The market is learning. We have finally found a reasonable trading range for major bank stocks that reflects the miserable reality of their circumstances, but removes the blind panic factor. After reporting EPS an order of magnitude greater than the Street consensus, B of A (NYSE:BAC) is still down about 8% in pre-market trading from Friday’s close. Citigroup (NYSE:C) is down about the same. Two issues weigh on bank earnings: an economic slump that will not end, and the government’s penchant for tinkering arbitrarily with the system, as in the case of loan modification, as I noted last week. The Obama administration has opened a Pandora’s Box with loan mod that makes recovery values and timing unclear for subprime mortgage bonds.
Left to their own devices, academics like Larry Summers would go off the deep end, much like the scientists (in Gulliver’s Travels) who live on the floating island of Laputa. As Rahm Emanuel said, liberal tinkerers never want to let a good crisis go to waste. The scientists go about with their noses in the air, and would fall off the edge were it not for small boys armed with inflated balloons attached to sticks. When the scientists get too close to the edge, the small boys bop them on the nose so that they retreat.
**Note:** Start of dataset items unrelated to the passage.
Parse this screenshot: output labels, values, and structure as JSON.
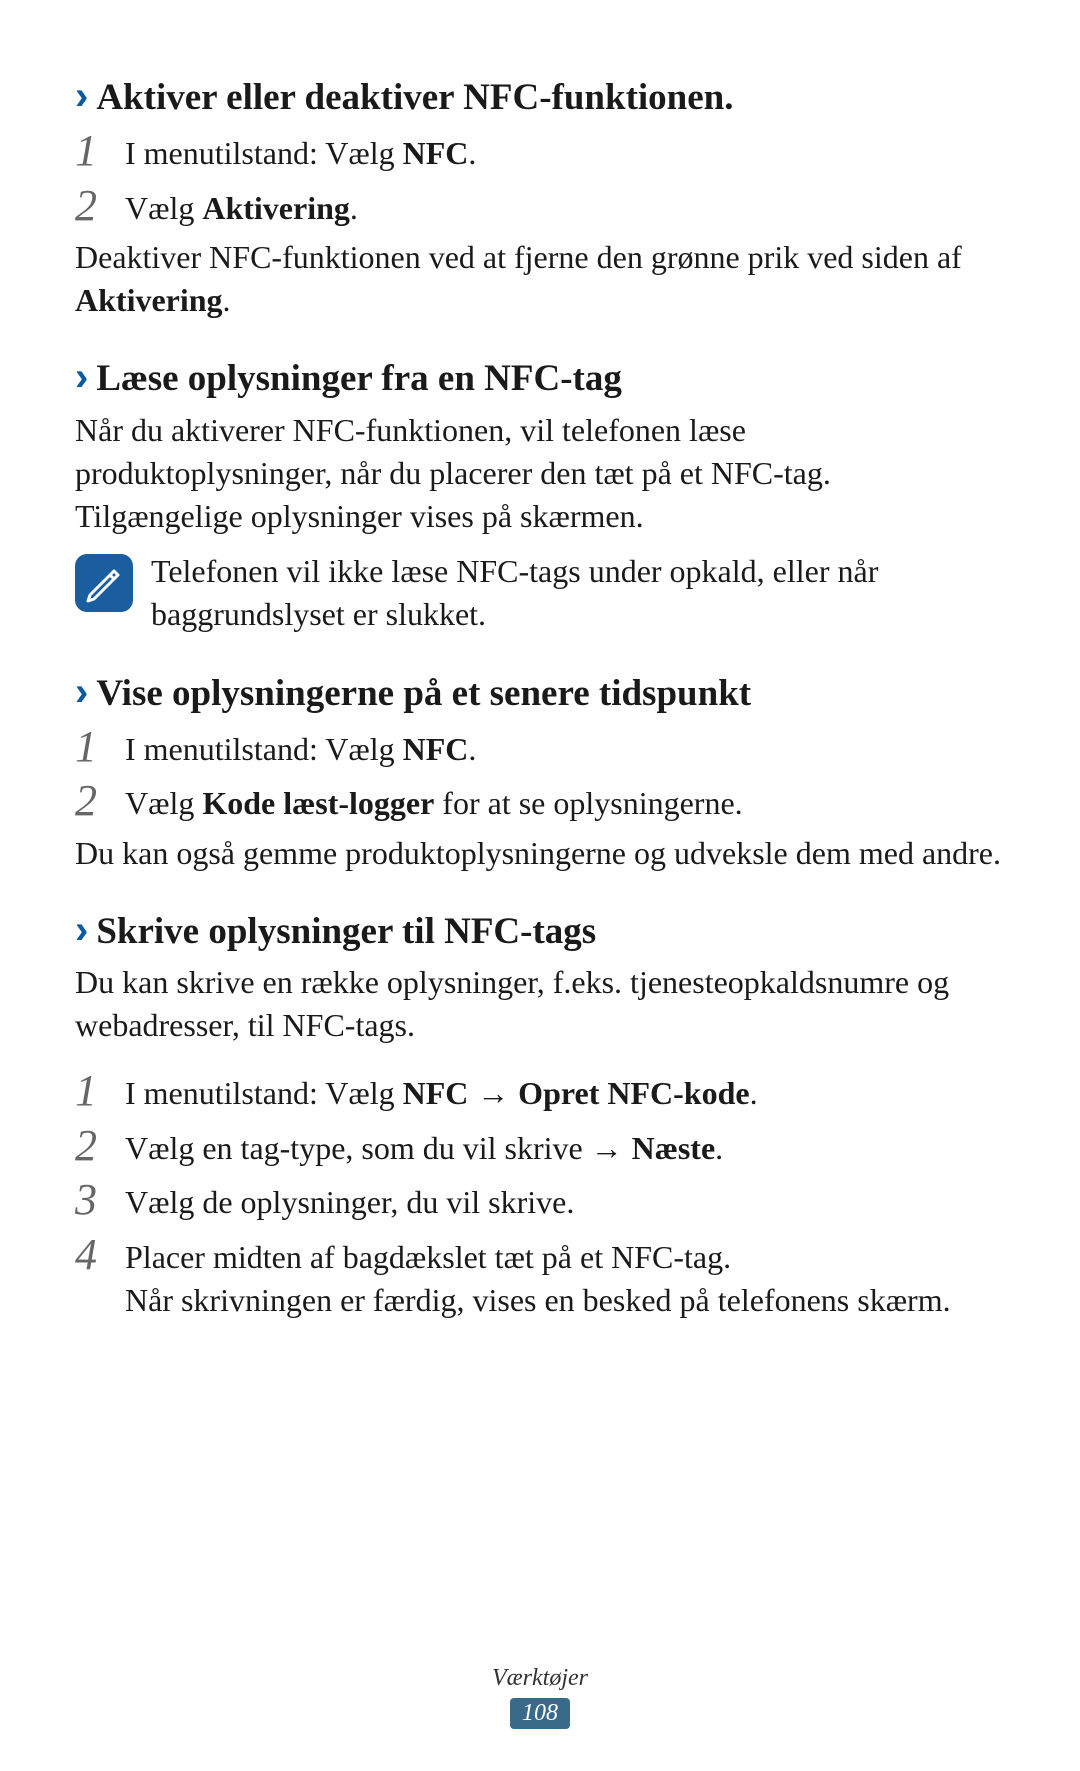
{
  "sections": [
    {
      "heading": "Aktiver eller deaktiver NFC-funktionen.",
      "steps": [
        {
          "num": "1",
          "prefix": "I menutilstand: Vælg ",
          "bold": "NFC",
          "suffix": "."
        },
        {
          "num": "2",
          "prefix": "Vælg ",
          "bold": "Aktivering",
          "suffix": "."
        }
      ],
      "after_prefix": "Deaktiver NFC-funktionen ved at fjerne den grønne prik ved siden af ",
      "after_bold": "Aktivering",
      "after_suffix": "."
    },
    {
      "heading": "Læse oplysninger fra en NFC-tag",
      "para": "Når du aktiverer NFC-funktionen, vil telefonen læse produktoplysninger, når du placerer den tæt på et NFC-tag. Tilgængelige oplysninger vises på skærmen.",
      "note": "Telefonen vil ikke læse NFC-tags under opkald, eller når baggrundslyset er slukket."
    },
    {
      "heading": "Vise oplysningerne på et senere tidspunkt",
      "steps": [
        {
          "num": "1",
          "prefix": "I menutilstand: Vælg ",
          "bold": "NFC",
          "suffix": "."
        },
        {
          "num": "2",
          "prefix": "Vælg ",
          "bold": "Kode læst-logger",
          "suffix": " for at se oplysningerne."
        }
      ],
      "after": "Du kan også gemme produktoplysningerne og udveksle dem med andre."
    },
    {
      "heading": "Skrive oplysninger til NFC-tags",
      "para": "Du kan skrive en række oplysninger, f.eks. tjenesteopkaldsnumre og webadresser, til NFC-tags.",
      "steps4": {
        "s1": {
          "num": "1",
          "pre": "I menutilstand: Vælg ",
          "b1": "NFC",
          "arrow": " → ",
          "b2": "Opret NFC-kode",
          "post": "."
        },
        "s2": {
          "num": "2",
          "pre": "Vælg en tag-type, som du vil skrive ",
          "arrow": "→ ",
          "b": "Næste",
          "post": "."
        },
        "s3": {
          "num": "3",
          "text": "Vælg de oplysninger, du vil skrive."
        },
        "s4": {
          "num": "4",
          "line1": "Placer midten af bagdækslet tæt på et NFC-tag.",
          "line2": "Når skrivningen er færdig, vises en besked på telefonens skærm."
        }
      }
    }
  ],
  "footer": {
    "label": "Værktøjer",
    "page": "108"
  }
}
That’s a reasonable description of US government policy towards the banks. PPIP was a stupid idea, as JP Morgan’s (NYSE:JPM) Jamie Dimon said last week. The stress tests are “asinine,” as Wells Fargo’s (NYSE:WFC) Kovacevich observed. Nationalization AFTER the US government got on the hook for $9 trillion of loans, capital injections, and contingent liabilities might have brought down the credit of the United States itself. The administration thinks that stabilizing the banks will bring about an economic recovery. I believe no such thing. Bank lending is a lagging indicator. What leads recoveries is entrepreneurial risk-taking.
The banks can eke out a living cannibalizing toxic assets, trading fixed income, earning outsized fees from mortgages (which people will pay because underlying rates are so low). They will chalk up increasingly-worse credit losses, meanwhile. Sometimes they will be on top of the log as they go downstream, and sometimes the log will be on top of them. But their earnings power will be weak and uncertain and their stock will languish around present levels indefinitely. The bank stock story is about to get very, very boring.